To track ownership in-contract, start by importing EnumerableSet from OpenZeppelin:
import "@openzeppelin/contracts/utils/structs/EnumerableSet.sol";
Next, enable it for uint sets and add a mapping to link addresses to token IDs:
// Inside the RandomColorNFT contract
using EnumerableSet for EnumerableSet.UintSet;
mapping (address => EnumerableSet.UintSet) tokensOwned;
Lastly, use the _update function to handle ownership changes, including minting:
function _update(address to, uint256 tokenId, address auth) internal override(ERC721) returns(address) {
// Only remove the token if it is not being minted
if (tokenId != counter){
tokensOwned[auth].remove(tokenId);
}
tokensOwned[to].add(tokenId);
return super._update(to, tokenId, auth);
}
With this list of NFTs owned by an address, you can now create a function to retrieve them all. Include the JSON metadata for each token to get the complete list of NFTs and their metadata in a single RPC call!
function getNFftsOwned(address owner) public view returns (TokenAndMetatdata[] memory) {
TokenAndMetatdata[] memory tokens = new TokenAndMetatdata[](tokensOwned[owner].length());
for (uint i = 0; i < tokensOwned[owner].length(); i++) {
uint tokenId = tokensOwned[owner].at(i);
tokens[i] = TokenAndMetatdata(tokenId, tokenURI(tokenId));
}
return tokens;
}
Testing
Test your contract locally, then deploy and verify it.
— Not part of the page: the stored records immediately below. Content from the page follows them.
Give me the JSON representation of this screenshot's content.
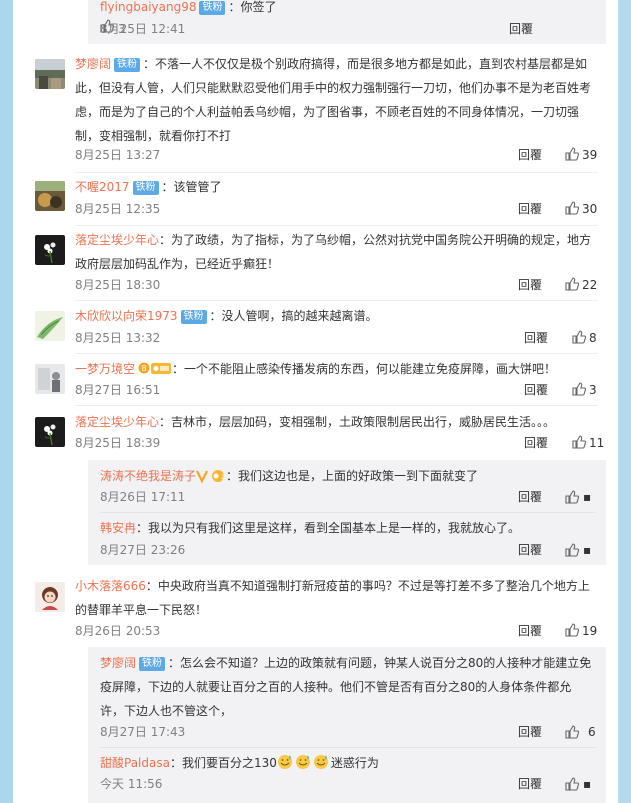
{
  "labels": {
    "reply": "回覆",
    "badge": "铁粉"
  },
  "colors": {
    "username": "#eb7350",
    "badge": "#5da9e6",
    "background": "#acd6ec"
  },
  "top_reply": {
    "user": "flyingbaiyang98",
    "text": "：你签了",
    "time": "8月25日 12:41",
    "likes": "3"
  },
  "comments": [
    {
      "user": "梦廖阔",
      "badge": true,
      "text": "：不落一人不仅仅是极个别政府搞得，而是很多地方都是如此，直到农村基层都是如此，但没有人管，人们只能默默忍受他们用手中的权力强制强行一刀切，他们办事不是为老百姓考虑，而是为了自己的个人利益帕丢乌纱帽，为了图省事，不顾老百姓的不同身体情况，一刀切强制，变相强制，就看你打不打",
      "time": "8月25日 13:27",
      "likes": "39"
    },
    {
      "user": "不喔2017",
      "badge": true,
      "text": "：该管管了",
      "time": "8月25日 12:35",
      "likes": "30"
    },
    {
      "user": "落定尘埃少年心",
      "badge": false,
      "text": "：为了政绩，为了指标，为了乌纱帽，公然对抗党中国务院公开明确的规定，地方政府层层加码乱作为，已经近乎癫狂！",
      "time": "8月25日 18:30",
      "likes": "22"
    },
    {
      "user": "木欣欣以向荣1973",
      "badge": true,
      "text": "：没人管啊，搞的越来越离谱。",
      "time": "8月25日 13:32",
      "likes": "8"
    },
    {
      "user": "一梦万境空",
      "badge": false,
      "text": "：一个不能阻止感染传播发病的东西，何以能建立免疫屏障，画大饼吧！",
      "time": "8月27日 16:51",
      "likes": "3"
    },
    {
      "user": "落定尘埃少年心",
      "badge": false,
      "text": "：吉林市，层层加码，变相强制，土政策限制居民出行，威胁居民生活。。。",
      "time": "8月25日 18:39",
      "likes": "11",
      "replies": [
        {
          "user": "涛涛不绝我是涛子",
          "text": "：我们这边也是，上面的好政策一到下面就变了",
          "time": "8月26日 17:11"
        },
        {
          "user": "韩安冉",
          "text": "：我以为只有我们这里是这样，看到全国基本上是一样的，我就放心了。",
          "time": "8月27日 23:26"
        }
      ]
    },
    {
      "user": "小木落落666",
      "badge": false,
      "text": "：中央政府当真不知道强制打新冠疫苗的事吗？不过是等打差不多了整治几个地方上的替罪羊平息一下民怒！",
      "time": "8月26日 20:53",
      "likes": "19",
      "replies": [
        {
          "user": "梦廖阔",
          "badge": true,
          "text": "：怎么会不知道？上边的政策就有问题，钟某人说百分之80的人接种才能建立免疫屏障，下边的人就要让百分之百的人接种。他们不管是否有百分之80的人身体条件都允许，下边人也不管这个，",
          "time": "8月27日 17:43",
          "likes": "6"
        },
        {
          "user": "甜酸Paldasa",
          "text": "：我们要百分之130",
          "text_suffix": "迷惑行为",
          "time": "今天 11:56"
        }
      ]
    }
  ]
}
Ensure proper formatting of JSON metadata and SVG image. To confirm functionality, check the collection on a testnet NFT marketplace.
Note: Collection registration may take a few minutes. If display issues occur, use a blockchain explorer to retrieve the tokenURI, then decode the base64 data to inspect the metadata and image.
Deploy Contract
To deploy the contract, you can refer to our tutorials that suit your preferred tech stack:
- Deploying a smart contract using Foundry
- Deploying a smart contract using Hardhat
- Deploying a smart contract using Remix
Conclusion
This tutorial has equipped you with the skills to create a simple yet powerful NFT (Non-Fungible Token) with both off-chain and on-chain metadata. You've learned to generate and return JSON metadata for ERC-721 tokens programmatically, craft unique SVG art deterministically within a smart contract, and produce pseudorandom numbers for color generation. This knowledge forms a solid foundation for developing more sophisticated NFT projects and understanding the intricacies of on-chain data storage in blockchain applications.